Personalised medicine

Driven by advances in the understanding of cell biology derived from the recent unravelling of the human genome, the healthcare sector is entering a new era of individualised (or personalised) medicine. Clinicians will be able to offer more individualised diagnosis and characterisation of cell-based diseases such as cancer, epilepsy and stroke based on their individual genetic makeup, enabling each patient to receive the most appropriate of available therapies and to aid the development of new therapies.

This strong push to individualised medicine – with its potential for earlier diagnosis of diseases such as cancer and subsequent ability to design highly-targeted, individualised treatments – will lead to better patient outcomes and a significant reduction in social and economic costs to the community.

In parallel, significant savings to governments, insurers, drug companies, health-care providers and (ultimately) patients will be delivered through productivity gains achieved from these improved health technologies. At a time when private and public health-care costs are rising rapidly, these savings are necessary for continuation of affordable, appropriate medical treatment of common and uncommon diseases.

For this new generation of individualised medicine there is a huge communication challenge – the right drugs have to be given to the right people at the right dose otherwise the very expensive treatment medicines are wasted. There is an enormous pressure to have this circuit closed in order to convince patients, clinicians and governments that these new medicines are truly valuable.
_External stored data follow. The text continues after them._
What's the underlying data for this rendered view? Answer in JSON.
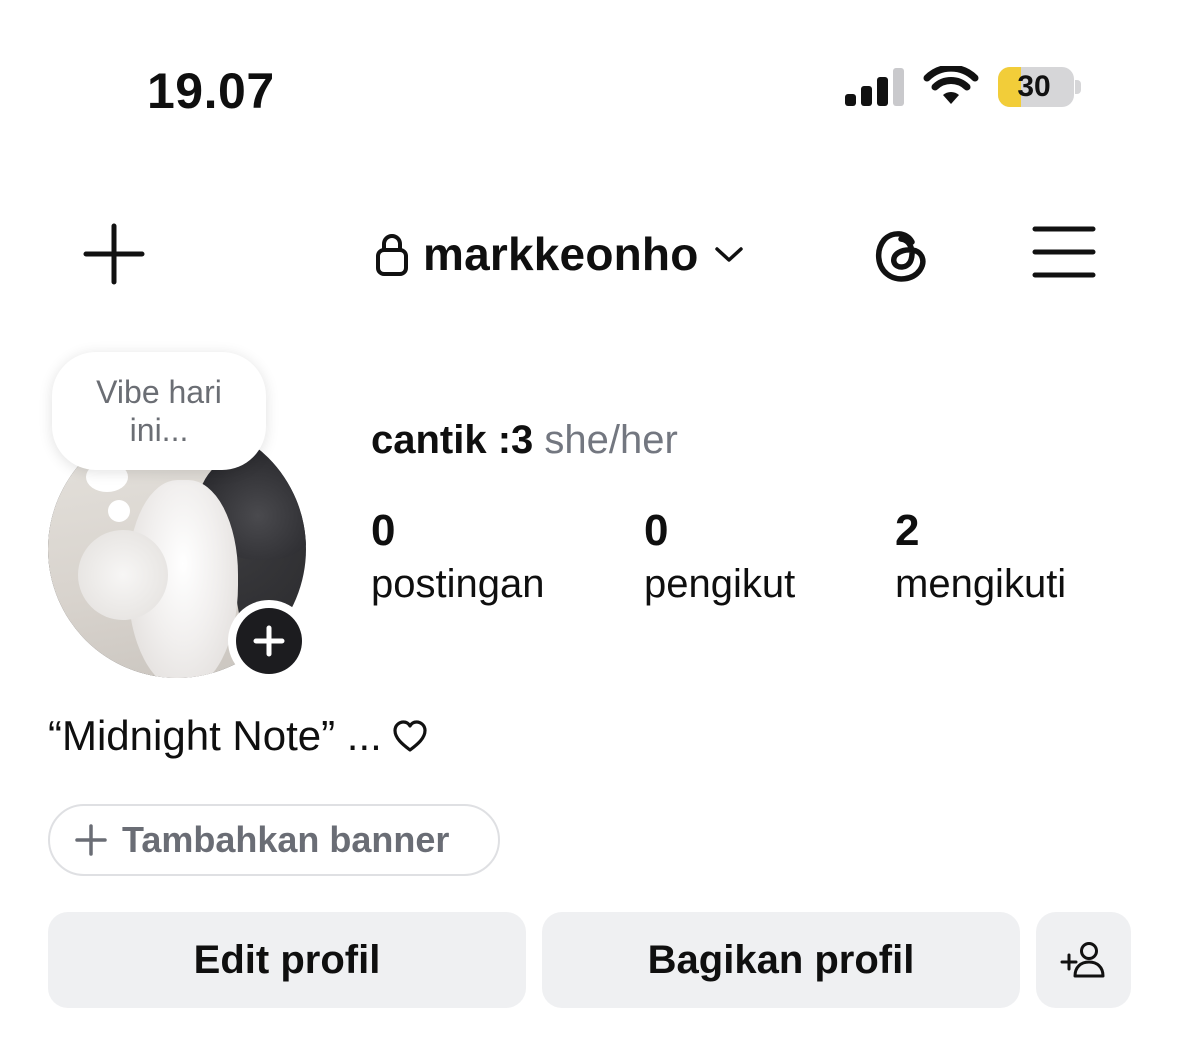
{
  "status_bar": {
    "time": "19.07",
    "battery_percent": "30",
    "battery_level": 0.3,
    "battery_color": "#f2cd39",
    "icons": [
      "cellular-signal-icon",
      "wifi-icon",
      "battery-icon"
    ]
  },
  "header": {
    "username": "markkeonho",
    "icons": [
      "plus-icon",
      "lock-icon",
      "chevron-down-icon",
      "threads-icon",
      "hamburger-menu-icon"
    ]
  },
  "note": {
    "placeholder": "Vibe hari ini..."
  },
  "profile": {
    "name": "cantik :3",
    "pronouns": "she/her",
    "stats": [
      {
        "count": "0",
        "label": "postingan"
      },
      {
        "count": "0",
        "label": "pengikut"
      },
      {
        "count": "2",
        "label": "mengikuti"
      }
    ],
    "bio": "“Midnight Note” ...",
    "bio_icon": "heart-outline-icon"
  },
  "actions": {
    "add_banner": "Tambahkan banner",
    "edit_profile": "Edit profil",
    "share_profile": "Bagikan profil",
    "discover_icon": "add-person-icon"
  }
}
The Need for Next-Generation Imaging

Next-generation biomedical imaging is one of the key enabling tools to closing this circuit. By combining the growing knowledge regarding the role of specific genes and proteins in human health and disease, with novel ways to target these entities in a manner that produces an externally detectable signal, it is becoming increasingly possible to visualize and quantify specific biological processes in a non-invasive manner.

Cyclotek is pleased to be in the position to facilitate clinical trials and research with novel PET tracers in Australia. We firmly believe that the advent of these new tracers, and their eventual adoption into clinical practice, will revolutionize the future of medicine.

Cyclotek has supported development and use of novel PET tracers since 2007.